A young journalist, whose only connection to the incident is her overheated social conscience, fights to save the nine youths from the electric chair, redeem the girl who repents her lie, and make amends for her own past.
Stirring racism, sexism, and anti-Semitism into an explosive brew, Scottsboro is a novel of a shocking injustice that reverberated around the world.

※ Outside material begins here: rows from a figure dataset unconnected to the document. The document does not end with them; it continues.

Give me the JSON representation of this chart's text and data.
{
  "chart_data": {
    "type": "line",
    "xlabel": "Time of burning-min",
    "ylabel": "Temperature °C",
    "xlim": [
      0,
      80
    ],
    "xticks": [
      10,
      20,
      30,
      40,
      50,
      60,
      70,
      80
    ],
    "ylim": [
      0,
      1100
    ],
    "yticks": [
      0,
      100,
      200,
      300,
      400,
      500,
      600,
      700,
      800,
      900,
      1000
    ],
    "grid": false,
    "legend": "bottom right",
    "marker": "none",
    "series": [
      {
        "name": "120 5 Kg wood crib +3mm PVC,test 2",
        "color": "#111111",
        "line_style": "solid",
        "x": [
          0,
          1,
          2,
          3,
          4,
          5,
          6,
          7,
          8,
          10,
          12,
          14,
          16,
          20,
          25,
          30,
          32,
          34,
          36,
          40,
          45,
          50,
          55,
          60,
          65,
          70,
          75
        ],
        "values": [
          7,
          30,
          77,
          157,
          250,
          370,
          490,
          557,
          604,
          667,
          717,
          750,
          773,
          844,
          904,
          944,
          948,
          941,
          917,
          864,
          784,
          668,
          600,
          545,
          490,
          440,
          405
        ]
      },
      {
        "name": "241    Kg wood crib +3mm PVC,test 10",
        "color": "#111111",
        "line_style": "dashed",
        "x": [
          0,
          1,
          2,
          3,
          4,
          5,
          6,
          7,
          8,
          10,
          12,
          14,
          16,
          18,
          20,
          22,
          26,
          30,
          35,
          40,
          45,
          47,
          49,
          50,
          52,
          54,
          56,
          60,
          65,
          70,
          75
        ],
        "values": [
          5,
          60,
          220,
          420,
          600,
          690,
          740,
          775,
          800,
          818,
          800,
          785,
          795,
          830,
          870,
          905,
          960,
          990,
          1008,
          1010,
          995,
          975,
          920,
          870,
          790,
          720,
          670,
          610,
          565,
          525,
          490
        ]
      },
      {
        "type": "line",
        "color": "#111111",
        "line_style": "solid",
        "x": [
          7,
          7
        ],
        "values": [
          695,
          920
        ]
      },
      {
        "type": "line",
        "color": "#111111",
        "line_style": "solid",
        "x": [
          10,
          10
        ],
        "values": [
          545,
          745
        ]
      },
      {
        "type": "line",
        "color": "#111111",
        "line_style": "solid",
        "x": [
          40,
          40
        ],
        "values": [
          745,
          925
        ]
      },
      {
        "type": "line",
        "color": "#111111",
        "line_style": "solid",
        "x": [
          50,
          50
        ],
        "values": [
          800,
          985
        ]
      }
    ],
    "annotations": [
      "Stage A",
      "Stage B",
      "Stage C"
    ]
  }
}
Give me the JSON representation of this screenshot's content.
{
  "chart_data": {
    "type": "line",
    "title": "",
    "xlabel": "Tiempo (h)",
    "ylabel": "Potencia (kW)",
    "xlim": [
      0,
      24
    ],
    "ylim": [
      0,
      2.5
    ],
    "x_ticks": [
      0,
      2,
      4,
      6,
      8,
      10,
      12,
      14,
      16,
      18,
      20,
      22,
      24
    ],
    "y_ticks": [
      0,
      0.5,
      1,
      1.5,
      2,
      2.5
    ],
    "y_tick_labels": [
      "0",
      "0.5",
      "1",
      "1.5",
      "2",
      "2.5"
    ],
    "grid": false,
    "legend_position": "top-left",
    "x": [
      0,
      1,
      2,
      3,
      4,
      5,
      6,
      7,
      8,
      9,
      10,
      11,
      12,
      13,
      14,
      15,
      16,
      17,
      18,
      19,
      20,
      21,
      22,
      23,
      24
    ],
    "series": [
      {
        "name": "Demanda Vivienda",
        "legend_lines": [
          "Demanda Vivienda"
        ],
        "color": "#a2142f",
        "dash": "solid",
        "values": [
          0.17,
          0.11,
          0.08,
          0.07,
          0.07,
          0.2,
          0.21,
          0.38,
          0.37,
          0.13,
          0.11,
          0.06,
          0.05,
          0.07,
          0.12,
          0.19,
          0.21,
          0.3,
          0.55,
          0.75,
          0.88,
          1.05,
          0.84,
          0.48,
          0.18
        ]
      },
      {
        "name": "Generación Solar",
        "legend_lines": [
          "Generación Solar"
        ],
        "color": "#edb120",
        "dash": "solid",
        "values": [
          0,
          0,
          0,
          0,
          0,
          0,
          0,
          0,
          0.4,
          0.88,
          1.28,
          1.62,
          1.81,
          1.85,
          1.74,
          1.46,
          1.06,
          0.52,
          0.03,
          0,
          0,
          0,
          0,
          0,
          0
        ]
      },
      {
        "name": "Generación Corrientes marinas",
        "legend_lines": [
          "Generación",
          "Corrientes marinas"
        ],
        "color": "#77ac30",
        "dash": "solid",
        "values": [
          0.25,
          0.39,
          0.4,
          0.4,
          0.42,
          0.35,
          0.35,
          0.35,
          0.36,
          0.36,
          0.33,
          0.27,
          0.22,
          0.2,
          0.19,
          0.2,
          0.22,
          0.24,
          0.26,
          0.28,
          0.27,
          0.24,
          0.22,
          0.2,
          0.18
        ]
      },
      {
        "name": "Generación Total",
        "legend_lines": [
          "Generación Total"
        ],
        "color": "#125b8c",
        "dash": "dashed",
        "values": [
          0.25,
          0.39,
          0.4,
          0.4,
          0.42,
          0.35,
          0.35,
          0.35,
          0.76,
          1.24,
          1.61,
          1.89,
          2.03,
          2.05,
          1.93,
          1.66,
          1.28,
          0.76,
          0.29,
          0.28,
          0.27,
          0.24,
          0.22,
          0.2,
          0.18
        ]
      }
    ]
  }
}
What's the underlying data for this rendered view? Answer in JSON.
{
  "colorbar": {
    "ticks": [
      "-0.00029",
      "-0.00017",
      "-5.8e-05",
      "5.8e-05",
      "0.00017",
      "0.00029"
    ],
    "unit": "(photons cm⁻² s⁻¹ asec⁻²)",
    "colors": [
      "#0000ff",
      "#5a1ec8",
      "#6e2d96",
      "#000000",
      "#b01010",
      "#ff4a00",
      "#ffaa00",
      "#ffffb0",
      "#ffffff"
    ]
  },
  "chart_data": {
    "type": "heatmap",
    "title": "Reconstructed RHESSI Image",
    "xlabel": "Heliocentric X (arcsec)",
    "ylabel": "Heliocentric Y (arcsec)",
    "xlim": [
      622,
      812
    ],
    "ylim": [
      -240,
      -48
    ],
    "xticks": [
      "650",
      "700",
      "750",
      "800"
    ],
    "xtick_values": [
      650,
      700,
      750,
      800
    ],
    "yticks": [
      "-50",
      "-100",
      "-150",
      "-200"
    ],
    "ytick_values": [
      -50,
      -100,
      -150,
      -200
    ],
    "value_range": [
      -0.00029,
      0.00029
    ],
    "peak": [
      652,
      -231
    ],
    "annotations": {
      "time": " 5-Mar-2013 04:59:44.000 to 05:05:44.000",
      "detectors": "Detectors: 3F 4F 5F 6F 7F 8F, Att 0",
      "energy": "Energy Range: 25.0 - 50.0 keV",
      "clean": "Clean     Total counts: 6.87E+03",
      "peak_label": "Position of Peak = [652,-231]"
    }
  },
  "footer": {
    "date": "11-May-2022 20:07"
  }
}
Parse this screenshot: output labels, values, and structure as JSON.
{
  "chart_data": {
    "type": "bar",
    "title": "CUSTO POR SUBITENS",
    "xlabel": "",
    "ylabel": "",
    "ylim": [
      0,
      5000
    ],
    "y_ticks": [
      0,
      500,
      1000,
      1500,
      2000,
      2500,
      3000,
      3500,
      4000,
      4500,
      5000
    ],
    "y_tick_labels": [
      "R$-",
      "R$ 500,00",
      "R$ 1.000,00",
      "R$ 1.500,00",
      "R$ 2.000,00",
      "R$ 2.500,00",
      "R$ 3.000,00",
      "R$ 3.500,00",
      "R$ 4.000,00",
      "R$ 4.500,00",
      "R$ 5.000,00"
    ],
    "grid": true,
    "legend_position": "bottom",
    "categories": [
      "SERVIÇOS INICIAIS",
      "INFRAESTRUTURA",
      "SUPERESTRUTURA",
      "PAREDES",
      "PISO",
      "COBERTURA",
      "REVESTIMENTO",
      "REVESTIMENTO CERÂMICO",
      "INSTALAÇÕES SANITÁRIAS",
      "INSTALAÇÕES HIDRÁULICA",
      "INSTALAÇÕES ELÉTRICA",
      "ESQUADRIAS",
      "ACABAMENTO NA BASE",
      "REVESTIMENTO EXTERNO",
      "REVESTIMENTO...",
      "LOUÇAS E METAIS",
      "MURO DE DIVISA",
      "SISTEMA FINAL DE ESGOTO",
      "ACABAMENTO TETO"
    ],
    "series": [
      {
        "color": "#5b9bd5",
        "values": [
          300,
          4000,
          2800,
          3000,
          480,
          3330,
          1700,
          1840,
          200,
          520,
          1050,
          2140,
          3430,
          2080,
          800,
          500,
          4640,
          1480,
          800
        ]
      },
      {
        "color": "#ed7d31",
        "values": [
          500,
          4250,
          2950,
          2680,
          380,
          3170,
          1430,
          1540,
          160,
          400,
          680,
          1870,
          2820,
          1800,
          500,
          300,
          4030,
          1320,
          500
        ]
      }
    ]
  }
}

'A fine novel . . . Anyone who wants to appreciate the scale of the miracle that a black man has been elected president of the United States should sit down with Scottsboro' Lionel Shriver
PUBLISHERS WEEKLY
Set in 1931's Jim Crow South, Feldman's dramatization of the infamous Scottsboro case makes for bleak, if familiar, reading. Alice Whittier, an ambitious, crusading journalist at the left-wing New York City publication The New Order, covers the arrest of nine young African-American men in Scottsboro, Ala., for the alleged rapes of two white prostitutes. Four days later, the Alabama courts have tried and sentenced eight to die. With a keen sense of drama, Feldman follows the story as worldwide indignation grows, and the case bogs down in appeals and retrials before an eventual hearing by the U.S. Supreme Court. Through it all, Alice, the only woman journalist on the story, reports the events in gruesome detail, conducts her trust-funded life and quiets some rattling family skeletons. She emerges as a satisfyingly fleshed-out character, as does syphilitic, guilt-ridden accuser Ruby Bates. But the best thing about the novel is the detailed, matter-of-fact way in which it recreates Alice and Ruby's milieus both of which are removed, in very different ways, from the world of the accused. What emerges is a raw sense of alienation and collision, with the novel's true protagonists mostly offscreen.